Playing laser tag for the past seventeen years, Tom Baker of Lafayette, Indiana has turned a teenage hobby into a successful business—all while innovating the future of the game.
Baker recalled, “I started playing laser tag with Alex Moon in the late 90s. We’d been playing with a local club from Purdue using some department store equipment that eventually wasn’t sold anymore. So we began developing our own stuff, at which point people around us said, ‘Hey, can we get some of that?’”
And a business was born. Moon and Baker are co-owners of Steradian Tech and have combined their skills to manufacture the next generation of indoor and outdoor laser tag guns and equipment.
“Alex focuses on all the firmware design all the embedded circuitry. And I focus on the hardware and all the analog electronics. We built the company from the ground up,” Baker said.
Appealing to the video game generation, outdoor laser tag has enjoyed rapid growth and taken market share from the paintball industry in recent years. Baker explained, “Paintball is on its way down in a hurry. The industry is losing about 20% market share a year and one of the main reasons is the high cost of insurance. Parents’ views on kids getting hit with projectiles are rightly justified. Paintball has had its heyday and laser tag is an exploding market segment.”
“One of the strong innovations in this industry was to be able to make a laser tag system that works well in the sunlight, so that the game can be played outdoors,” Baker said. “In many aspects we were one of the first outdoor laser tag companies out there making the guns and equipment. We use a lot of sophisticated electronics and proprietary designs in order to make the system work, but the end result is that laser tag businesses don’t need to have an indoor location with a dark room anymore.”
Steradian Tech’s laser tag system uses sensors able to detect infrared beams in daylight and send the electrical signal to a circuit worn by each player.
Baker explained, “There’s a circuit in the back of the headband that does all the decoding and sends all the digital data down to the gun, which handles all the digital side of things. We have a pretty powerful microprocessor on board that runs the whole gig. Our new X-Series is a lot like a video game console. Like the Xbox console, you can plug a unique game into the system. So you have one set of hardware that can run these different games that are downloaded into the gun over RF.” Steradian Tech’s customers are primarily businesses in the birthday party and equipment rental industries.
“The equipment goes through hell and it absolutely has to withstand all sorts of punishment. In a rental environment people don’t care. It’s not their equipment, so why should they?” Baker said. After contracting with a machine shop for several years, Baker purchased a Series I PCNC 1100 from Tormach in early 2007 with the intention of using it as a prototyping machine.
“In our first several years, we had a lot of issues with out-of-house manufacturing not paying attention to the level of detail we need for our design tolerances,” he recalled. “One day I stopped and said, ‘What would this really get us if we did production on the Tormach instead?’ Including the labor costs for someone to sit there and do nothing but babysit the machine, we were able to save about $90/body in production costs out of a body that was costing us initially $136. And by moving the production in house, were able to focus on all the tolerances we really cared about and significantly increase our production quality.” Now the PCNC 1100 is an integral part of daily business at Steradian Tech.

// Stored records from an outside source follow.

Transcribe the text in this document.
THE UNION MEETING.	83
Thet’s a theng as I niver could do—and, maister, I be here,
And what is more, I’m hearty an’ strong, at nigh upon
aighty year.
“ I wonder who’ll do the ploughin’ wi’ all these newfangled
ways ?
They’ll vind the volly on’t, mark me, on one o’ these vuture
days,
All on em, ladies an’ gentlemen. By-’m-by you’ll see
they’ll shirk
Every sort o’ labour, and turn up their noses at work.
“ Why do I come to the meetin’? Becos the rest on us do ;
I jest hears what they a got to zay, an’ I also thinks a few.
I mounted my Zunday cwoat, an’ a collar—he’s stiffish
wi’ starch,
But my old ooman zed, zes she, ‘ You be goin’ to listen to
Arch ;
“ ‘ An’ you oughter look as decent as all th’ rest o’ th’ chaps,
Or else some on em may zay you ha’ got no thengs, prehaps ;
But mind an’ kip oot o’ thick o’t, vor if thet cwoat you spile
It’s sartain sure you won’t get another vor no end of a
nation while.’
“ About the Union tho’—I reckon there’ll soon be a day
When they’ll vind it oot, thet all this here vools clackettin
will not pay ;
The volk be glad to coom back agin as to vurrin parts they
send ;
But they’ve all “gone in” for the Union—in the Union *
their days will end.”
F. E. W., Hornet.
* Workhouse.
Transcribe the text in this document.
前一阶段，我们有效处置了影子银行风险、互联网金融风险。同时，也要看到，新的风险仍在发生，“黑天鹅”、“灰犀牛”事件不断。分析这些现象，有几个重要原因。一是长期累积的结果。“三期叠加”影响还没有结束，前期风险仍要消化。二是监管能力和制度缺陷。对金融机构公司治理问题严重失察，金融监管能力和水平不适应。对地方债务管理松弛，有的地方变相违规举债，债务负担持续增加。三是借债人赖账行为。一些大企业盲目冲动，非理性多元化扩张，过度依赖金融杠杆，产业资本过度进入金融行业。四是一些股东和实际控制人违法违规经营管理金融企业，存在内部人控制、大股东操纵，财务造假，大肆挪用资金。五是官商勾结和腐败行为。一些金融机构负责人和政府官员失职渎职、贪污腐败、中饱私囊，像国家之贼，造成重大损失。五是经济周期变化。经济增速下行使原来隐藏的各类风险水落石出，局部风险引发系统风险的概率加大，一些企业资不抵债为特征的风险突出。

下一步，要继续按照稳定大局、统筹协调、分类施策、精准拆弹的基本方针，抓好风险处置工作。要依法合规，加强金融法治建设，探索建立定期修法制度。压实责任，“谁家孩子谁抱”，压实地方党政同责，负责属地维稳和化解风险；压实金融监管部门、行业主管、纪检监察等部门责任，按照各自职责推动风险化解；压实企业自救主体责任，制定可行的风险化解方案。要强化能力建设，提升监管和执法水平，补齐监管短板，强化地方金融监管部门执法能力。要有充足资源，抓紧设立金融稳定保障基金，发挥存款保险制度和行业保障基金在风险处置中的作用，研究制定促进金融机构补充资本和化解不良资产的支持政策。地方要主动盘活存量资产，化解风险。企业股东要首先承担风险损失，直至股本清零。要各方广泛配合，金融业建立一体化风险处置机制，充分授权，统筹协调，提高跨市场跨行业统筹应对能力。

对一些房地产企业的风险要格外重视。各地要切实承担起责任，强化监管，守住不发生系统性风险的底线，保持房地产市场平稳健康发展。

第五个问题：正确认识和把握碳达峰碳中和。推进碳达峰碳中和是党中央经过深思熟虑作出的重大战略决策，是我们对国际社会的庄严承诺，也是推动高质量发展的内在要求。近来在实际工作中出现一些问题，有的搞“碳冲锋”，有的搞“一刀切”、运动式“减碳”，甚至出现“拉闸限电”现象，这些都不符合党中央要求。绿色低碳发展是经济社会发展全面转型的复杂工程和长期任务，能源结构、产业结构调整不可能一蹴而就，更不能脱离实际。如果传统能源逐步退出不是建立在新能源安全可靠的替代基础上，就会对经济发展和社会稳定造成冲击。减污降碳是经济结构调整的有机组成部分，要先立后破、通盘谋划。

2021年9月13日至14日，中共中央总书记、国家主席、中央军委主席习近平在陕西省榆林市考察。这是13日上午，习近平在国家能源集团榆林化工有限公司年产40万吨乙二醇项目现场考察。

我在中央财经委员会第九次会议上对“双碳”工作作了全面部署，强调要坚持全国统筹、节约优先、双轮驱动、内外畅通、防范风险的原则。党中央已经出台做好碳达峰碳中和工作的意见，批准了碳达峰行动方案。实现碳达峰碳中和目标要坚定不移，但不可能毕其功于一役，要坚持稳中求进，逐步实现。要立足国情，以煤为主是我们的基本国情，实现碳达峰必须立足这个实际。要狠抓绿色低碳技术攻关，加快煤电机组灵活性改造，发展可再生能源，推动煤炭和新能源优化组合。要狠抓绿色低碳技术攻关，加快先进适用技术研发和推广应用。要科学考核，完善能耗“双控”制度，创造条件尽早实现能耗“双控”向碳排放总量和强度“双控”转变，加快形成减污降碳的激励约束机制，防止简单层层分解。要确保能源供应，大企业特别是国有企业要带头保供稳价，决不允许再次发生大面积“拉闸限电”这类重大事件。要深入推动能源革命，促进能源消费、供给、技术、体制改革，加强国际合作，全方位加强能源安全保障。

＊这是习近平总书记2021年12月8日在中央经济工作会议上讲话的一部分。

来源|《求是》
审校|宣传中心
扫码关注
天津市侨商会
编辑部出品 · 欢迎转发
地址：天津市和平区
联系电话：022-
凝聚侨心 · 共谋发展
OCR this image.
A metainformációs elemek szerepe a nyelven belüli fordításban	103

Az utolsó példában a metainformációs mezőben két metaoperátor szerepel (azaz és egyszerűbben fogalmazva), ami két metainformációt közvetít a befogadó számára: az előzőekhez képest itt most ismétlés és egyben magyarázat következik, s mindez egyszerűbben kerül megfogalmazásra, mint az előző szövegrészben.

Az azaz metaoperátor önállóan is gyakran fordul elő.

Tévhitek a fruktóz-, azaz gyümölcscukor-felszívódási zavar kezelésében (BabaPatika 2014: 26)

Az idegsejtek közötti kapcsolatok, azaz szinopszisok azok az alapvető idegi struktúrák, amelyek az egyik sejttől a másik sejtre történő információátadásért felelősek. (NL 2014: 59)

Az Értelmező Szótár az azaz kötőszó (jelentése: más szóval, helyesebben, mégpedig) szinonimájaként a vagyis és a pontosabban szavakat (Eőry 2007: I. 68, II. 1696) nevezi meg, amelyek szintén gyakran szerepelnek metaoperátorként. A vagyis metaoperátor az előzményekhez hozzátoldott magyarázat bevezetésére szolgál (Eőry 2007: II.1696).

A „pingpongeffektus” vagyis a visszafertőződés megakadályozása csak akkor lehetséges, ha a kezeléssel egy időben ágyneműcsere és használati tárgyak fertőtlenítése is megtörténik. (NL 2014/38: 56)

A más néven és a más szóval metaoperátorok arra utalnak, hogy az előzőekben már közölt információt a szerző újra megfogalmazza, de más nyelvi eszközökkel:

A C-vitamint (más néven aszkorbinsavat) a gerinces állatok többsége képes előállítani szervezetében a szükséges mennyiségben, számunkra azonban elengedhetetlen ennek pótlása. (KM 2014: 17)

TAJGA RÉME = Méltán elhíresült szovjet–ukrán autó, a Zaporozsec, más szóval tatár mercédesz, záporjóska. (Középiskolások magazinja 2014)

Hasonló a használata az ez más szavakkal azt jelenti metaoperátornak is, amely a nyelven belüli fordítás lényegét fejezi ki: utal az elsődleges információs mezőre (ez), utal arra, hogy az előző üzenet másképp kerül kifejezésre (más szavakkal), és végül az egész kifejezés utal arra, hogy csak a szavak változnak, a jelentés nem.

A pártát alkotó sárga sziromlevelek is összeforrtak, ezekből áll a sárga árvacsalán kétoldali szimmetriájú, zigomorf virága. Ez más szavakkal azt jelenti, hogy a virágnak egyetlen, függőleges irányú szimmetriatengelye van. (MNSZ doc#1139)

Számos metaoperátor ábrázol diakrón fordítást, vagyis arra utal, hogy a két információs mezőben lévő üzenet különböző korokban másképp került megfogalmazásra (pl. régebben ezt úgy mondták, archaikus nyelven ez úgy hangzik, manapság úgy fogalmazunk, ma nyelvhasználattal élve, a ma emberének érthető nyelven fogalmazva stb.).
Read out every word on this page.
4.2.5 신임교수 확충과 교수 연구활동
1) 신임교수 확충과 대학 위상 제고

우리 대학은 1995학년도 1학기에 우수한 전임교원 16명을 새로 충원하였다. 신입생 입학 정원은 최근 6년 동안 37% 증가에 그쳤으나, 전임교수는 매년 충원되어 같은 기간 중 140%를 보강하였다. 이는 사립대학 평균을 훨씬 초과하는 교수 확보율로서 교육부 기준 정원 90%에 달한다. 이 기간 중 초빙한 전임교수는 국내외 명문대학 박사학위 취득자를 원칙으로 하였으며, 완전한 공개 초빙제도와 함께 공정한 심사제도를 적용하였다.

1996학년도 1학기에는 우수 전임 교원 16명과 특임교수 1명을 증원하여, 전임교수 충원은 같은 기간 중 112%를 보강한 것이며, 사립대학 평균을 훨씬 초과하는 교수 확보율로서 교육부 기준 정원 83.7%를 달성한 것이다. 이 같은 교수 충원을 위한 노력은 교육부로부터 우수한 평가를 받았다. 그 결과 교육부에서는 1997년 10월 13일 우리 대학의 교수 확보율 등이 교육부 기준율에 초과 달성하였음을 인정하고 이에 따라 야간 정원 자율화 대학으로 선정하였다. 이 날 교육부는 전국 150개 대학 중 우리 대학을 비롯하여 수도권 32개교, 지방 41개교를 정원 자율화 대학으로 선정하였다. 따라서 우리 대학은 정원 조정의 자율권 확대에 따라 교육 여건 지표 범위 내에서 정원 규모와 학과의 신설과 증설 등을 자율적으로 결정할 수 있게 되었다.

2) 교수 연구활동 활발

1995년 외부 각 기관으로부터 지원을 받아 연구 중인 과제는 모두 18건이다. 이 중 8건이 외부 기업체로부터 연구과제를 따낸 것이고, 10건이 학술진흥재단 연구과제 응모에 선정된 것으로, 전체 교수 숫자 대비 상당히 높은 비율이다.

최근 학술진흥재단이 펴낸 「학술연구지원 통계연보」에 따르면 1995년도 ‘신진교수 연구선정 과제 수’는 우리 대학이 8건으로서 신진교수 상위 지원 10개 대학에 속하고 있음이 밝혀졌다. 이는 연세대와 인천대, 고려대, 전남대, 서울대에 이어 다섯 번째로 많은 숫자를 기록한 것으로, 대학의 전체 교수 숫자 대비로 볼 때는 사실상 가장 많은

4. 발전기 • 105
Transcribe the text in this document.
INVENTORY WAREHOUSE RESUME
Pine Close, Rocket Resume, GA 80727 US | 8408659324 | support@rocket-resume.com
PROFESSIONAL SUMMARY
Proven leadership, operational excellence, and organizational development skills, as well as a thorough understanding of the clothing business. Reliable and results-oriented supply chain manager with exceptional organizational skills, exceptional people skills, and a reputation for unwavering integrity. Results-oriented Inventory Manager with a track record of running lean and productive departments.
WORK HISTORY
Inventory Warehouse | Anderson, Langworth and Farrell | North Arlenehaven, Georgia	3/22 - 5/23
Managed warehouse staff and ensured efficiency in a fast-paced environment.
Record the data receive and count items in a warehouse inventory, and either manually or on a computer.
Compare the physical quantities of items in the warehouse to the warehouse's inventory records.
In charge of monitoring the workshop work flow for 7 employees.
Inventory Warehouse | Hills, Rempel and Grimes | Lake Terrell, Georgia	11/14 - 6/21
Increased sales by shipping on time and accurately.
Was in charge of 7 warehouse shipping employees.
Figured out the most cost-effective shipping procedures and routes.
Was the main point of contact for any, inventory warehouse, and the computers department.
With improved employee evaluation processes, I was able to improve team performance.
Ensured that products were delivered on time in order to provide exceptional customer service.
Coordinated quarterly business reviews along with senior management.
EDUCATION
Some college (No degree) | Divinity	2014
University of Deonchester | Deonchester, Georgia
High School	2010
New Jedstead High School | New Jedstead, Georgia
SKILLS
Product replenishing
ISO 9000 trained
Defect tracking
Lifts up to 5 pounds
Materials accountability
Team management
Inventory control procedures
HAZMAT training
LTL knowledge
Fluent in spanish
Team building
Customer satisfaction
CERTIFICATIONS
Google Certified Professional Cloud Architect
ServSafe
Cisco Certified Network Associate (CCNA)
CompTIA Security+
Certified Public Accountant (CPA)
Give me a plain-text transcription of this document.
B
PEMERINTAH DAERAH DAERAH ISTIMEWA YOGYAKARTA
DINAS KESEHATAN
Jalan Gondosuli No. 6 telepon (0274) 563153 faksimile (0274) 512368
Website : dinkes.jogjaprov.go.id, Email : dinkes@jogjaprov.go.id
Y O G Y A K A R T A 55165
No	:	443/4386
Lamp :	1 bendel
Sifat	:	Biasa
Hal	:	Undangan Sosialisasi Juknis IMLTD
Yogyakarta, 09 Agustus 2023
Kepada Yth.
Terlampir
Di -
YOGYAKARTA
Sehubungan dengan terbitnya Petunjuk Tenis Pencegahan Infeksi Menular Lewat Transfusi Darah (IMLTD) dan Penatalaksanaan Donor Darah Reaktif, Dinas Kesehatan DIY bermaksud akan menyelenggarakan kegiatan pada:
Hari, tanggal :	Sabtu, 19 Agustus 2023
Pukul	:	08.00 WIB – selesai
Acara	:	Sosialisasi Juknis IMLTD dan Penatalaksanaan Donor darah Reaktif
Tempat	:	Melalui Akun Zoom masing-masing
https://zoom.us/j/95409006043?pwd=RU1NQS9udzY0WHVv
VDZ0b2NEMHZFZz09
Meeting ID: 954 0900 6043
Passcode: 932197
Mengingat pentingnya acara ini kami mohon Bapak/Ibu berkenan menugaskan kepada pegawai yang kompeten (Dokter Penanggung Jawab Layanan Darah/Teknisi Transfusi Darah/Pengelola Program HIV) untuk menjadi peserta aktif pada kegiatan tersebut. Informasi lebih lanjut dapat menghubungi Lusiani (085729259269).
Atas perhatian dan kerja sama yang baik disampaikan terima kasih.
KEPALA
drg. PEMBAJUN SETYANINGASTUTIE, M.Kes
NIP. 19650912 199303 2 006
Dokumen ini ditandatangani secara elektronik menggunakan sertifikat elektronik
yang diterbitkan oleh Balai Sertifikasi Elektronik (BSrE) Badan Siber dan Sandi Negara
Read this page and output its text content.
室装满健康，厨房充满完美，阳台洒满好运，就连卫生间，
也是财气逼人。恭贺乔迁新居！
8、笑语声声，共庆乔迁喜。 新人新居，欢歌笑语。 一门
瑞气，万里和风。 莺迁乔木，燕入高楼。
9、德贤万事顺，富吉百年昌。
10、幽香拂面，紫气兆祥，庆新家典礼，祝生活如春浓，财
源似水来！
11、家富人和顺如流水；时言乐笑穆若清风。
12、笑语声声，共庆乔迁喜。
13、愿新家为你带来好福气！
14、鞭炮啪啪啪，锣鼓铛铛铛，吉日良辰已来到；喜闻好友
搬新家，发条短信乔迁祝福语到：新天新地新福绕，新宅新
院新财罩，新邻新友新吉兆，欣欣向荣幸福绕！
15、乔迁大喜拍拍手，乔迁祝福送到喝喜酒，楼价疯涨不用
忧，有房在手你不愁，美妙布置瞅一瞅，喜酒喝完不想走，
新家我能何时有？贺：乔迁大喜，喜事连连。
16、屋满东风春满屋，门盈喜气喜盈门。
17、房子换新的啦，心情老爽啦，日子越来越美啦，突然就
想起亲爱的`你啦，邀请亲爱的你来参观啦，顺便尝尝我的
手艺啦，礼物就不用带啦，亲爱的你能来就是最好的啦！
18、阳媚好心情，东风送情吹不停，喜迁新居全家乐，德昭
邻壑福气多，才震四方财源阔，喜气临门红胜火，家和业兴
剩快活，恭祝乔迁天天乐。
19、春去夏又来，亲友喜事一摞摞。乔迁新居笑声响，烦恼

“We use the PCNC 1100 in a lot of different capacities here, but the primary hours on it go into milling the bodies for the S7-X, which is our competition laser tag gun that is all done with 6061-T6 aircraft-grade aluminum,” Baker said.
Baker continued, “When I first discovered the PCNC 1100, I was looking around for machines and considered a number of different companies at the time. I have to say what drew me to Tormach was the technical engineering aspect of the company, including the white papers and the fact that Tormach employees are obviously engineers. Tormach researches and understands what they are doing and incorporates the whole concept of PCNC into the design of the machine.”
He continued, “The PCNC 1100 also really expands our ability to develop new products. We have a new product on the block right now and it’s a fairly sophisticated design with a lot of different layers and a lot of different milling. Being fluent in how to use the machine and comfortable in the knowledge that we can make we want on it, I’m able to turn around and say, ‘Okay, how can we design this next product just out of raw materials that make it truly unique?’ And that’s really changed how we develop our products because now we can make exactly what we want, how we want it, without compromise. And it ends up being cheaper than we could buy outright and modify.”
In addition to their burgeoning laser tag business, Steradian Tech is also available for business incubation and contract machining, where the PCNC 1100 is used for prototyping electronic enclosures and packaging, “We do a lot of contract engineering for companies who just don’t know how to get off the ground. One of the things that the Tormach really shines on is helping people fully bring a product to market. We tell them we can develop the circuit board and make the product work but when we ask them what they are going to house it in more often than not, they have no idea,” Baker added. “And so we’ve used the Tormach on small production runs, drawing up plans for mechanical engineering as well as the electrical engineering. Being able to crank out finished products on the PCNC 1100 makes in a complete process works very well for us and fits right in.”